Calculator at work? - page 2

Can nurses carry a calculator on the job to calculate dosages? I'm terrible at math when it comes to solving problems in my head. It's like my brain gets scrambled. Due to this I'm getting... Read More

  1. by   Havin' A Party!
  2. by   applewhitern
    Yes, you may carry a calculator. Be aware, however, that you will have to be able to pass math and/or calculation tests in school, and your particular school may not allow a calculator during testing. If you think you need a remedial math course, go ahead and take one. Good math skills are important.
  3. by   poppycat
    Even if pharmacy does most of the med calculations, you need to double check them. I've caught many errors in calculations done by pharmacy.
  4. by   Fiona59
    Quote from poppycat
    Even if pharmacy does most of the med calculations, you need to double check them. I've caught many errors in calculations done by pharmacy.
    How do you check reconstituted bags? That's where most nurses I know have issues, figuring out how to dilute vials of antibiotics. Not how many capsules or pills make up the required amount.
    Last edit by JustBeachyNurse on Jun 11, '13 : Reason: correct formatting
  5. by   classicdame
    we use own calculators, phones and of course the ones on the computer desktop
  6. by   poppycat
    Obviously, you can't check reconstituted bags from pharmacy. Since I've always worked in Pediatrics I've never had the luxury of having pharmacy make up piggybacks for my patients. That was something the floor nurses did. However, there's a lot more to figure out than just how many pills to give for the right dose.
  7. by   Meriwhen
    Quote from 1Luv_xo
    Can nurses carry calculators on the job to calculate dosages?
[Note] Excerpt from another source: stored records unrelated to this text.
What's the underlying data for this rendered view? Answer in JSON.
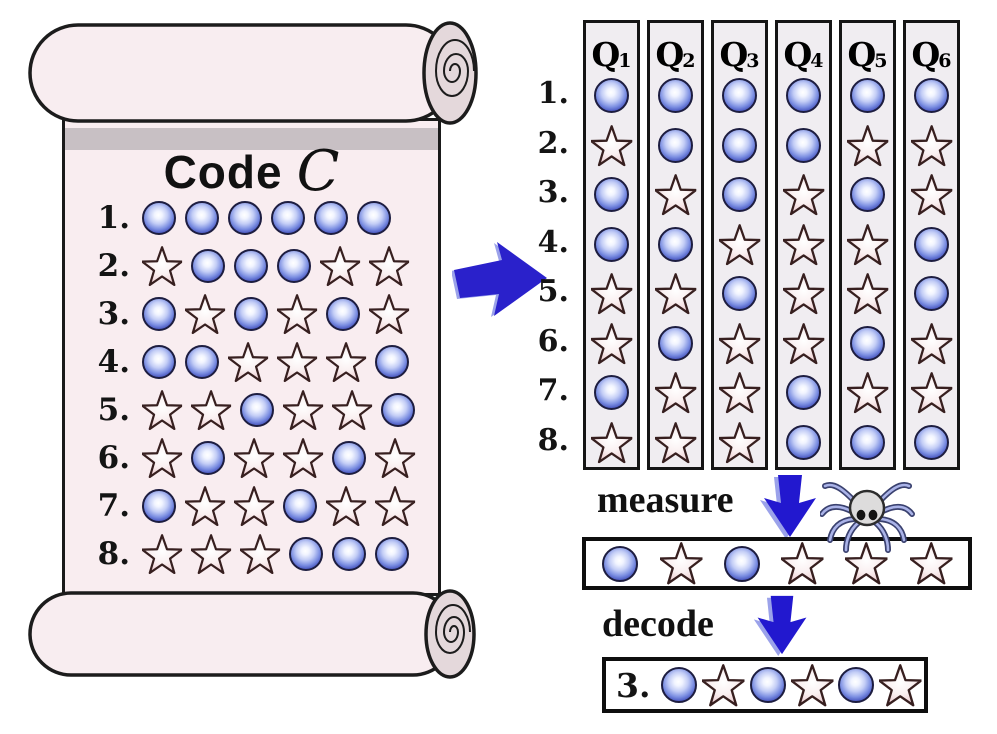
{
  "scroll": {
    "title": "Code",
    "title_script": "C",
    "rows": [
      {
        "label": "1.",
        "symbols": [
          "circle",
          "circle",
          "circle",
          "circle",
          "circle",
          "circle"
        ]
      },
      {
        "label": "2.",
        "symbols": [
          "star",
          "circle",
          "circle",
          "circle",
          "star",
          "star"
        ]
      },
      {
        "label": "3.",
        "symbols": [
          "circle",
          "star",
          "circle",
          "star",
          "circle",
          "star"
        ]
      },
      {
        "label": "4.",
        "symbols": [
          "circle",
          "circle",
          "star",
          "star",
          "star",
          "circle"
        ]
      },
      {
        "label": "5.",
        "symbols": [
          "star",
          "star",
          "circle",
          "star",
          "star",
          "circle"
        ]
      },
      {
        "label": "6.",
        "symbols": [
          "star",
          "circle",
          "star",
          "star",
          "circle",
          "star"
        ]
      },
      {
        "label": "7.",
        "symbols": [
          "circle",
          "star",
          "star",
          "circle",
          "star",
          "star"
        ]
      },
      {
        "label": "8.",
        "symbols": [
          "star",
          "star",
          "star",
          "circle",
          "circle",
          "circle"
        ]
      }
    ]
  },
  "qubits": {
    "row_labels": [
      "1.",
      "2.",
      "3.",
      "4.",
      "5.",
      "6.",
      "7.",
      "8."
    ],
    "columns": [
      {
        "label": "Q",
        "sub": "1",
        "symbols": [
          "circle",
          "star",
          "circle",
          "circle",
          "star",
          "star",
          "circle",
          "star"
        ]
      },
      {
        "label": "Q",
        "sub": "2",
        "symbols": [
          "circle",
          "circle",
          "star",
          "circle",
          "star",
          "circle",
          "star",
          "star"
        ]
      },
      {
        "label": "Q",
        "sub": "3",
        "symbols": [
          "circle",
          "circle",
          "circle",
          "star",
          "circle",
          "star",
          "star",
          "star"
        ]
      },
      {
        "label": "Q",
        "sub": "4",
        "symbols": [
          "circle",
          "circle",
          "star",
          "star",
          "star",
          "star",
          "circle",
          "circle"
        ]
      },
      {
        "label": "Q",
        "sub": "5",
        "symbols": [
          "circle",
          "star",
          "circle",
          "star",
          "star",
          "circle",
          "star",
          "circle"
        ]
      },
      {
        "label": "Q",
        "sub": "6",
        "symbols": [
          "circle",
          "star",
          "star",
          "circle",
          "circle",
          "star",
          "star",
          "circle"
        ]
      }
    ]
  },
  "measure": {
    "label": "measure",
    "symbols": [
      "circle",
      "star",
      "circle",
      "star",
      "star",
      "star"
    ]
  },
  "decode": {
    "label": "decode",
    "result_label": "3.",
    "symbols": [
      "circle",
      "star",
      "circle",
      "star",
      "circle",
      "star"
    ]
  },
  "icons": {
    "encode_arrow": "right-arrow",
    "measure_arrow": "down-arrow",
    "decode_arrow": "down-arrow",
    "noise": "spider"
  },
  "colors": {
    "scroll_paper": "#f9edf0",
    "roll_end": "#e4d8db",
    "shadow_band": "#c8c0c4",
    "strip_bg": "#f0edf1",
    "arrow_blue": "#2a21cb",
    "circle_blue": "#3f4cba",
    "star_pink": "#e2b3ba",
    "outline": "#1a1a1a"
  }
}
    You're not in nursing school anymore, so there's no reason why you can't have a calculator with you. Especially since now you have your own nursing license--so you'd better get that dose right

    Use the calculator in your smartphone/cellphone/iPad. If you are not allowed to use your phone on the floor at work even for this (don't laugh--some places are very strict about it), then go to your local dollar store and pick up 2-3 cheap calculators. Keep one in your bag or on you. Donate another one or two to the desk at your nurses' station.
  8. by   nurseprnRN
    You can make the same errors with a calculator as with pen and paper if you don't know how to set up your problem, which is why people still pick the wrong distractors in med math tests even though they can use calculators. Other than that, having an easily-accessible calculator in your pocket (literal or figurative) can be a boon to the calculating-impaired. When we used to have to calculate drip rates for mcg/kg/min in the ICU in the 70s we all had little light-powered ones; I still have mine.
  9. by   Rhi007
    Lol iPhone app for med calculations
  10. by   JenTheSchoolRN
    Even with a calculator, knowing the basic way to get your answer is key.

    And if you need ever need a guide to calculate drip titration: Medication Math Drip Titration Horizontal Badge ID Card Pocket Reference Guide: Health & Personal Care

  11. by   Aussierules1985
    Took calculus in 10th grade, mistakes are mistakes, I think I'm pretty good at math, but I always check anyways.
    It's all about safety, you and your patients are worth it, if anyone makes fun of you, no biggie. No ones perfect.
  12. by   1Luv_xo
    Do you know of any good med calculation app for the android?